You got battery backups for each machine, and for the workstations I figured you'd want to put them out of the way so I configured with the small form factor. Grab a wireless access point if you want. Make sure to secure it, and make sure folder security is configured so they have to be on the domain to access.

For remote access, you can setup a VPN connection that would get you access to the devices and files. But to remote in and see a desktop, you could use RDP with a dynamic dns service like no-ip if you have dynamic isp ip or a dns name if you have static ip from the ISP. Could also use Logmein which I use all the time.

$3,835.36 for Server, APC, Server 03, Backup software, RD1000 w/ 1tape(get rest cheaper).
$189 for switch
$500 for router
$6,044.40 for 3 desktops

Total: $10568.76

Damn, that was a long post.
 
marley1's setup is pretty good although I don't recomend using standalone av. I recomend a network version.
 
I don't recomend using standalone av. I recomend a network version.

Same here..ease of maintenance and license renewals..get a network managed version. If I recall, original network is 15 machines? Get a centrally managed network version for 15 nodes...done. Usually comes out less expensive to run with a full package...than go individually.

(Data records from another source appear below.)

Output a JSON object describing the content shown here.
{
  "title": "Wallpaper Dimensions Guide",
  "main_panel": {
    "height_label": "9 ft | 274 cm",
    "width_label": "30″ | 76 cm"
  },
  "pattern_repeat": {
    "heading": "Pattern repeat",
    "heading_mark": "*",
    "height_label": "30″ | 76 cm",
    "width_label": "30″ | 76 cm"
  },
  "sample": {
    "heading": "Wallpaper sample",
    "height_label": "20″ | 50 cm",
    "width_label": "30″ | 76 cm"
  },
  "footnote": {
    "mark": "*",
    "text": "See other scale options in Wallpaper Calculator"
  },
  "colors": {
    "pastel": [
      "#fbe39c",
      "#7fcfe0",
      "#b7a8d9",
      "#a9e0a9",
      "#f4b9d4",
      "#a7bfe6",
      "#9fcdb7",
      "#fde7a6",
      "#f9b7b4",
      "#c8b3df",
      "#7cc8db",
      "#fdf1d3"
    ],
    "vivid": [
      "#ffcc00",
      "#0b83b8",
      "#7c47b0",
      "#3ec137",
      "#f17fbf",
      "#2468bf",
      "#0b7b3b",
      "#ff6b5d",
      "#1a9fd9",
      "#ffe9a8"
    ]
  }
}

I also maintain going 15k SAS on the server drives....dental software, with its images....wants some disk performance.
 
Same here..ease of maintenance and license renewals..get a network managed version. If I recall, original network is 15 machines? Get a centrally managed network version for 15 nodes...done. Usually comes out less expensive to run with a full package...than go individually.

I also maintain going 15k SAS on the server drives....dental software, with its images....wants some disk performance.

read few posts up, its 3 machines + server + occasional laptop. dont think it would be worth it for netwotk version, but i dont remember that price u gave for nod32
 
read few posts up, its 3 machines + server + occasional laptop. dont think it would be worth it for netwotk version, but i dont remember that price u gave for nod32


Down to 4.5 now ....k, went back..on first page started at 6. Eset Enterprise Edition starts at 5 users...fits the job here. Come renewal time...the admin only has to touch 1x machine....update the user/pass, and the single license file. In and out in 3 minutes..and the entire network is renewed for a year.